In the last six months, I actually managed to catch up from my backlog of New Yorkers. That single magazine is the albatross of any human being who likes to read good long-form journalism. While non-fiction books tend to wear me about about midway through, a good New Yorker article can feel like a whole damn book yet maintain my energy for the topic at hand. Why the hell, and how the hell those bastards put out a new issue of that magazine on a weekly basis befuddles the ever-lovin' shit out of me.
Reading the New Yorker is like falling into the lightning sand from "The Princess Bride." You fall in, and you gotta have some serious lung capacity and a thick-ass rope to get yourself out of it before you die. And then damn if, not minutes after you get out of there with your life in tact and your lungs in order, another issue doesn't land in your mailbox.
Newsweek subscription. This add-on was bad enough a few months and years ago, but the recent redesign has rendered this weekly almost as thick and juicy as the New Yorker. Now I've got two thick-as-hell, packed-to-the-gills with words magazines to swim through every dadgum week.
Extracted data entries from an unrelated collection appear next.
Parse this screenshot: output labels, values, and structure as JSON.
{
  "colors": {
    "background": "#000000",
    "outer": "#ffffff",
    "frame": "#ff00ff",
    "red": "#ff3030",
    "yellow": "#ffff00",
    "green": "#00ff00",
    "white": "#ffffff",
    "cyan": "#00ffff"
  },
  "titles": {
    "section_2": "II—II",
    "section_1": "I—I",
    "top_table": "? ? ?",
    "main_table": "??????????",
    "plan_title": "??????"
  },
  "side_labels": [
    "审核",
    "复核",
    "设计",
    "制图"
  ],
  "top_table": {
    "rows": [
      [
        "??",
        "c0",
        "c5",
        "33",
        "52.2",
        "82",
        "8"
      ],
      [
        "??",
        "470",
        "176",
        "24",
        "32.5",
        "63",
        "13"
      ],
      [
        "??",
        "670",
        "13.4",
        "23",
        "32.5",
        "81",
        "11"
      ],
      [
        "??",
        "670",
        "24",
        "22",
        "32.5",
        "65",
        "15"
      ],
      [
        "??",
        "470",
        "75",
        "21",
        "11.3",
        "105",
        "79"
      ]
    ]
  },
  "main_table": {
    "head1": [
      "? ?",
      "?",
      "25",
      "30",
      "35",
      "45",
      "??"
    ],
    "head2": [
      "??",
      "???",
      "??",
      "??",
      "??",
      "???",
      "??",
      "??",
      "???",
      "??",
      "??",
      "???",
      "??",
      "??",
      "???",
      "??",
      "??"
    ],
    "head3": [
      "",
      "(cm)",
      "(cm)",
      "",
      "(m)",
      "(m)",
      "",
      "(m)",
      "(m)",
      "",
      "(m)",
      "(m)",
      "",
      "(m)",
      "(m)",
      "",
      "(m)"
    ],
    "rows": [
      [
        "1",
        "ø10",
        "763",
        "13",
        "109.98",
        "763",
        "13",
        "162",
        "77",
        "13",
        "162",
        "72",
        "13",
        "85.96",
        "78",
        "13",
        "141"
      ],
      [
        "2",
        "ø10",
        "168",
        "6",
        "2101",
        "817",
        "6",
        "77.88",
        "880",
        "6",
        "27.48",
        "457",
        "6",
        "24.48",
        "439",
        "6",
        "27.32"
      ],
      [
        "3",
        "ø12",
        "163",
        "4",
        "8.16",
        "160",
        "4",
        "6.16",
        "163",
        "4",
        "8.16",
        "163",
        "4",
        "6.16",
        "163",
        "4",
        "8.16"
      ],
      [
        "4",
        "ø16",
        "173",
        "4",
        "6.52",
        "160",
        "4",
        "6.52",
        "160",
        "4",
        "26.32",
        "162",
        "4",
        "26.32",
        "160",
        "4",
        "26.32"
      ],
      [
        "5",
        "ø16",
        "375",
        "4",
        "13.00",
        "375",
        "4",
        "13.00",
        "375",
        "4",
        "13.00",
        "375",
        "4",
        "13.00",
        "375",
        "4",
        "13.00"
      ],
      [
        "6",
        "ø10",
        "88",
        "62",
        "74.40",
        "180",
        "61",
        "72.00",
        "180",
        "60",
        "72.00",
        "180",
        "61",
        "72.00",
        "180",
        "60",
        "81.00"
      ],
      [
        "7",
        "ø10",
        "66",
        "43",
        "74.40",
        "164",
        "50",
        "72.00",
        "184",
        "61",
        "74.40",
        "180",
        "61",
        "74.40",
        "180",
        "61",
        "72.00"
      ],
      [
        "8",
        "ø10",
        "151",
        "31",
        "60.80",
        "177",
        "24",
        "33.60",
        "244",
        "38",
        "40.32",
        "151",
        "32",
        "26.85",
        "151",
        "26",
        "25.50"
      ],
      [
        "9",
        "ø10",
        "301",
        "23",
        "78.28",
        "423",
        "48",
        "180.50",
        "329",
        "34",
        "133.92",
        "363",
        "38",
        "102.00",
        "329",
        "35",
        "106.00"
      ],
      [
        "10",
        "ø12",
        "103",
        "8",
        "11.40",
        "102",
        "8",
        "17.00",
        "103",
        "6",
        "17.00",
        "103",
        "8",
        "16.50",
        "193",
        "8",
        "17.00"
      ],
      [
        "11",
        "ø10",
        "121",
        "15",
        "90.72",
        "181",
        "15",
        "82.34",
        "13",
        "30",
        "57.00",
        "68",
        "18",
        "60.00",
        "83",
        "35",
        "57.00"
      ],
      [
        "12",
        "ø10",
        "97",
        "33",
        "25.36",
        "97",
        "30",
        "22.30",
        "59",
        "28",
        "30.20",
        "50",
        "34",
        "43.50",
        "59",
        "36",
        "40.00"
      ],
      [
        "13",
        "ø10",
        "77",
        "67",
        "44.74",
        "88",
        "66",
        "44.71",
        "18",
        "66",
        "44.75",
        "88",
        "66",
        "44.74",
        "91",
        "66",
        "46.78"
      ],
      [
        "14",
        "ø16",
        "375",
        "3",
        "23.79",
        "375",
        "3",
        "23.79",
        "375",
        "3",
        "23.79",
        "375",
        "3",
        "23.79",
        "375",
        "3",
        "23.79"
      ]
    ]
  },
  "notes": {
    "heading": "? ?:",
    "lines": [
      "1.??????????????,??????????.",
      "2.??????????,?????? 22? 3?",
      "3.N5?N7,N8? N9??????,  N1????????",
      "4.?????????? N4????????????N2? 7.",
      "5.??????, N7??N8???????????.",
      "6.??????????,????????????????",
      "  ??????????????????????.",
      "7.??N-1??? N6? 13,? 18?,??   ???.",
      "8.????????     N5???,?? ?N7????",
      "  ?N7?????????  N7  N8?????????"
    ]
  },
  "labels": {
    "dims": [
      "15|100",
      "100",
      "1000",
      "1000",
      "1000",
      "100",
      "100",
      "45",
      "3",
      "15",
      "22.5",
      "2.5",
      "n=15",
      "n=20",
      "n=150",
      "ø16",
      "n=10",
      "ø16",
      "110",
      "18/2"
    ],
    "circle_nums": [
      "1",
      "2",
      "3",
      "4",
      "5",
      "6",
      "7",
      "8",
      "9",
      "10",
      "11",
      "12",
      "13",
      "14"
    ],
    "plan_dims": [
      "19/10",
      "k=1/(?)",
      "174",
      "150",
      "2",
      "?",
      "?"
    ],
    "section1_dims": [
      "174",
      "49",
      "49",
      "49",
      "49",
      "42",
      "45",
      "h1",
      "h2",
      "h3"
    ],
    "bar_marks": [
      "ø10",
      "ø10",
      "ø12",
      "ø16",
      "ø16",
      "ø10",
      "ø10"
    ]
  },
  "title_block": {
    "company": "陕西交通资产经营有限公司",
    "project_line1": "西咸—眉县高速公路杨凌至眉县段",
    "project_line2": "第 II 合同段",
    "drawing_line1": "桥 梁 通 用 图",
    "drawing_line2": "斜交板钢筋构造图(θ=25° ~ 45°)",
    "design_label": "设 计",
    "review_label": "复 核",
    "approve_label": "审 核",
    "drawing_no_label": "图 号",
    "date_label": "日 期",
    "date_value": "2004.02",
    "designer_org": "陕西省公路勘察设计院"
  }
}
Pile onto these two burdens my magazine version of meth, Entertainment Weekly -- easily the best crapper reading material this side of Weekly World News -- and the thank-God-it's-monthly WIRED subscription.
If I were being fair to myself, getting through even 3/4 of my monthly Newsweek and New Yorker pages, all of my EW, and 1/2 of my WIRED has to border on a novel if not a little more.
So how in the hell do I find myself haunted at times by the feeling that I'm not reading?
Here's my guess, and it's just a guess: I think writers, and people who aspire to be writers, feel some strange obligation to support others in the field. Just as wannabe young angst-filled poets find themselves sitting in coffee shops or bookstores with other young angst-filled wannabe poets and acting like they're paying attention when the other poets read their crappy poems. Just as karaoke addicts suffer through the torture of those no-talent ass clowns because they're fellow karaoke addics.
Or maybe there's reading for information and reading for expansion -- of our imaginations, of our philosophies, of our being -- and maybe all those magazines and Internet articles are too much about the trees and not enough about the forest.
Thankfully, I'm wrapping up my second book of the last three weeks. I Love You Beth Cooper. It's hardly expanding any part of me other than my rabid teen-obsessed immaturity, but it sure has been fun.